Sampling distribution functions can be used on the PSA Inputs page to specify how parameters are sampled in probabilisitic sensitivity analyses. A list of sampling distribution functions that you may use is provided below, along with relevant syntax.
Type |
Function |
Description |
Example |
Normal |
normal(mean, sd) |
Defines sampling for a normally-distributed variable |
normal(mean = 24.1, sd = 8.3) |
Log-normal |
lognormal(mean, sd, meanlog, sdlog) |
Defines sampling for a lognormally-distributed variable.

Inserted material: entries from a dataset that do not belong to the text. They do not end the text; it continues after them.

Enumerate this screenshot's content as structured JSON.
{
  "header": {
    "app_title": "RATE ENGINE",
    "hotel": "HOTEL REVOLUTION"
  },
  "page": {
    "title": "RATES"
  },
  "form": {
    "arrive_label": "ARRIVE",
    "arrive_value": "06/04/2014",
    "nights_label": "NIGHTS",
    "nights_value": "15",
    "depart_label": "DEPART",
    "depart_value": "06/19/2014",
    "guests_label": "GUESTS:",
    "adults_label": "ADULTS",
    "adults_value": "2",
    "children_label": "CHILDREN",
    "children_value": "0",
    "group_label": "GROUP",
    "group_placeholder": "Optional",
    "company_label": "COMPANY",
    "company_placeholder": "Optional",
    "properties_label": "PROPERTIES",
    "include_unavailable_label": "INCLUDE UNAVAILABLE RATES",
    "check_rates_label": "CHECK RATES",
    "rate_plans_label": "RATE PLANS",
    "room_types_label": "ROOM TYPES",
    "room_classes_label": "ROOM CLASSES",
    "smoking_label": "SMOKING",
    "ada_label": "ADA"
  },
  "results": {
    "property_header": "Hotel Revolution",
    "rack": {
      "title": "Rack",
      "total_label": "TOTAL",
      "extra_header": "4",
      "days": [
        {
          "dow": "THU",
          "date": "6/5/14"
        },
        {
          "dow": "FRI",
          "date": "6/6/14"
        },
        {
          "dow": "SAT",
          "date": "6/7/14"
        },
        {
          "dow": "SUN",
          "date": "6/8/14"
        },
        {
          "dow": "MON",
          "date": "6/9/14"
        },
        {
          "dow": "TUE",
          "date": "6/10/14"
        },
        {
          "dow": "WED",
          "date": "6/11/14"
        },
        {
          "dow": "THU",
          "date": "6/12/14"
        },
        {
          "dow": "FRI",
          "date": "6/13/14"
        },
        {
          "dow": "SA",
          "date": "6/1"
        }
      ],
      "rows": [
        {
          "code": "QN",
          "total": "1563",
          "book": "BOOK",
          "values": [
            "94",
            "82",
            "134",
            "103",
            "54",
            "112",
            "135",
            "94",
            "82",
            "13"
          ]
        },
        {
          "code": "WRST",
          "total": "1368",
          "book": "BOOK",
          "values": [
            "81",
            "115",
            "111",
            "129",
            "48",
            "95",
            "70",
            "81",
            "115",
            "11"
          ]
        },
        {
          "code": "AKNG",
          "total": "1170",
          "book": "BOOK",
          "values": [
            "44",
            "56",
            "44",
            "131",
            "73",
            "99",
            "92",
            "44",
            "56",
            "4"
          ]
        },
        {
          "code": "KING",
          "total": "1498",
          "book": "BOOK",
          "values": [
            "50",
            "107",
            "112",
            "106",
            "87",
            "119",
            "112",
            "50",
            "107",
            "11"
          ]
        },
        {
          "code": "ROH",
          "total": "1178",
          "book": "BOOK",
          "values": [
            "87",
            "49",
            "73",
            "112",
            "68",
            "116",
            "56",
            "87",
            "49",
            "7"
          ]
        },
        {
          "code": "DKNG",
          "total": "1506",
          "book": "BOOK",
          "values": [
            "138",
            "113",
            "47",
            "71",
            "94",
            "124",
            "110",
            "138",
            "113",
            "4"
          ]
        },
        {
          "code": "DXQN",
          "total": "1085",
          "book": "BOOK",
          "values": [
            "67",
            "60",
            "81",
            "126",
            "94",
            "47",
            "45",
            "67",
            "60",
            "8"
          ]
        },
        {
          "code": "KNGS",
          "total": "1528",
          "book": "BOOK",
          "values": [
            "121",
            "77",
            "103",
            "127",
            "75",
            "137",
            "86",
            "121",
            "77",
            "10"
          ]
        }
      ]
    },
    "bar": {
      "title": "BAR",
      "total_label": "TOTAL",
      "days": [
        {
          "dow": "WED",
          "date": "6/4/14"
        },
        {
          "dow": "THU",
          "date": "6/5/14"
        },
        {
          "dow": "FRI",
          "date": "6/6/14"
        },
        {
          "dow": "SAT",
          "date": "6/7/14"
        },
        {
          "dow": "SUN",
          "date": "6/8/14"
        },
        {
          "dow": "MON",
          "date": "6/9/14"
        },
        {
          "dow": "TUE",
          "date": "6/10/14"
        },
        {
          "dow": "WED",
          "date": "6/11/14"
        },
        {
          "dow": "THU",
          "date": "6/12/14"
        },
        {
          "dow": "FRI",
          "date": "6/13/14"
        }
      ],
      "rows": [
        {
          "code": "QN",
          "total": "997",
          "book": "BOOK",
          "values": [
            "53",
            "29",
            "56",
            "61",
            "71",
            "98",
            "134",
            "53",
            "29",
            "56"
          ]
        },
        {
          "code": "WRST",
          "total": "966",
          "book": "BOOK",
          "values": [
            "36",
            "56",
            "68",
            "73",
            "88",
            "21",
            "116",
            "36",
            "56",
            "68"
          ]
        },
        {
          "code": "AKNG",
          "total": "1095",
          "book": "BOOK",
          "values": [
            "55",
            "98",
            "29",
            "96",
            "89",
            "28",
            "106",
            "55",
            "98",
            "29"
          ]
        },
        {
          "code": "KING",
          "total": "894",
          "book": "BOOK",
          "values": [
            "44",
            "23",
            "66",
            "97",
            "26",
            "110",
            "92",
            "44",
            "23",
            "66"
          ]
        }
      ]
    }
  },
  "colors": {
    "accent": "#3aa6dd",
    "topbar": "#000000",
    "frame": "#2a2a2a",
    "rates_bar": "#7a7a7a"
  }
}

Mean and SD can be provided on a log scale (using the ‘meanlog’ and ‘sdlog’ arguments) |
lognormal(mean = 24.1, sd = 8.3) |
Gamma |
gamma(mean, sd) |
Defines sampling for a gamma-distributed variable |
gamma(mean = 1.2, sd = 0.3) |
Binomial |
binomial(prob, size) |
Defines sampling for a binomially-distributed variable |
binomial(prob = 0.2, size = 50) |
Logit-normal |
logitnormal(mu, sigma) |
Defines sampling for a variable distributed normally on the logit scale |
logitnormal(mu = 2.3, sigma = 0.7) |
Poisson |
poisson(mean) |
Defines sampling for a poisson-distributed variable |
poisson(mean = 4.31) |
Beta |
beta(shape1, shape2) |
Defines sampling for a beta-distributed variable |
beta(shape1 = 3.3, shape2 = 5.4) |
Triangle |
triangle(lower, upper, peak = (lower + upper)/2) |
Defines sampling for a triangular-distributed variable |
triangle(upper = 5.4, lower = 2.3, peak = 4.1) |